EFFORTS to cut carbon dioxide (CO2) levels in Windsor and Maidenhead have been hampered by increased transport emissions over five years.

The latest data from the Department for Business, Energy and Industrial Strategy has revealed that CO2 emissions from freight and passenger transport rose by 1.7% between 2011 and 2016 - with

traffic responsible for 47.4% of the total amount of carbon dioxide released in the area in 2016.

Total CO2 emissions fell by 14.8% over the five years in Windsor and Maidenhead - but the rise in traffic pollution reflected a trend across the country as people buy larger cars that are less fuel efficient.

Gareth Redmond-King, head of climate change at the World Wildlife Fund UK, said: "We’re aping the American market and more drivers are switching to unnecessarily large vehicles with greater carbon emissions. Bigger vehicles tend to be less efficient on fuel use."

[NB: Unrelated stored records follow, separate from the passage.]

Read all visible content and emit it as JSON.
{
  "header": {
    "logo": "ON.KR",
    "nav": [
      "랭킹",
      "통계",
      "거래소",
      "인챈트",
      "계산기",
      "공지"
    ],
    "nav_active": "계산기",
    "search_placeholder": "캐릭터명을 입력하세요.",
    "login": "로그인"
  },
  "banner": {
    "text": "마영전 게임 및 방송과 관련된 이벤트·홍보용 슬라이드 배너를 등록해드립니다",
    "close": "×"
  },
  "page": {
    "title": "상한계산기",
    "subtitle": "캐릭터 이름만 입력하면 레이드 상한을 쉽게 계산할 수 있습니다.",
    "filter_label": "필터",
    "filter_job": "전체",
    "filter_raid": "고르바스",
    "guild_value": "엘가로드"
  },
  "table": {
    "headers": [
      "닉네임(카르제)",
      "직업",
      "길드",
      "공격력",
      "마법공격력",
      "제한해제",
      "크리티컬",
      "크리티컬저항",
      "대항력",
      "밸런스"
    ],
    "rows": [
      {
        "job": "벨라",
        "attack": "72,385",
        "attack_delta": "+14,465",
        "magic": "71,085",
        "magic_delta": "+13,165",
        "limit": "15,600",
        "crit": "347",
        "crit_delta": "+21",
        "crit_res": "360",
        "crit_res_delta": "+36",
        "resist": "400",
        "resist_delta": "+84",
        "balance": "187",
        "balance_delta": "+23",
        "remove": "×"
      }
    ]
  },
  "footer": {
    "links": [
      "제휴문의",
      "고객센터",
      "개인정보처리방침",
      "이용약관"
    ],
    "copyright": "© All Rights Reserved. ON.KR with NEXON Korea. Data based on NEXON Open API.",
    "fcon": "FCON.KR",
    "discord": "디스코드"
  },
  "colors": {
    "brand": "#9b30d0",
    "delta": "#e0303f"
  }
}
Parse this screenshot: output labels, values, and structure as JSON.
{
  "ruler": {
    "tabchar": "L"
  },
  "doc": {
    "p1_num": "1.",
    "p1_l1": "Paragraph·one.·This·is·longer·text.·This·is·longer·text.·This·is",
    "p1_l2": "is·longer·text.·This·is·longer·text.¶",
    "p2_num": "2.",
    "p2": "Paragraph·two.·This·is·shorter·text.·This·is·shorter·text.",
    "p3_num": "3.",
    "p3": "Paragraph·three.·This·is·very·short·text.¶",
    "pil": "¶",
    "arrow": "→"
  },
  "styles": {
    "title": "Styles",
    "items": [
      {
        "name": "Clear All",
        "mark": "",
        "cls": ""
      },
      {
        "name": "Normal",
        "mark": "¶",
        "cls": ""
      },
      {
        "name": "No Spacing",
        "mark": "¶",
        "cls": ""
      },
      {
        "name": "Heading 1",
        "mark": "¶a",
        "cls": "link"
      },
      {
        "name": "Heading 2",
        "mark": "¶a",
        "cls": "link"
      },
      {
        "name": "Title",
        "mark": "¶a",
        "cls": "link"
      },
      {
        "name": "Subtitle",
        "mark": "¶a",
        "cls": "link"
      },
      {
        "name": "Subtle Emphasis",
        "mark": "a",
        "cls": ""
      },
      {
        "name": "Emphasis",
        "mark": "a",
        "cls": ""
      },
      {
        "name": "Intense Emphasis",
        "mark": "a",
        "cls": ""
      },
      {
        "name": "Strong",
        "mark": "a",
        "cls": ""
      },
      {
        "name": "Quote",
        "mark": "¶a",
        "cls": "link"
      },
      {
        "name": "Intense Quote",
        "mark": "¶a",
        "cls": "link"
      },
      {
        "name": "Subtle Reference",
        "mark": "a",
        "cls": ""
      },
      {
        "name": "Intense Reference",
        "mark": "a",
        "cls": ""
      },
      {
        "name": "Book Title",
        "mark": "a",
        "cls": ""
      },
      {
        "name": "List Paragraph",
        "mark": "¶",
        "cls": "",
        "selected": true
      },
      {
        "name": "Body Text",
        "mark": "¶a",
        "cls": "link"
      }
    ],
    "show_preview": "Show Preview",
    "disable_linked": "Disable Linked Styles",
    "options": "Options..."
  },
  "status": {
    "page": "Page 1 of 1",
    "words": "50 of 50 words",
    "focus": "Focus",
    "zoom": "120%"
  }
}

Jason Torrance, a transport expert at UK100, a network of local governments committed to promoting clean energy, called on the Government to take urgent action to tackle transport emissions.

He said: "There is £78.5 billion of planned government spend on transport infrastructure in England to essentially increase road capacity. That will worsen the problem rather than decarbonising or tackling air pollution."

In Windsor and Maidenhead, households accounted for 29.9% of CO2 emissions.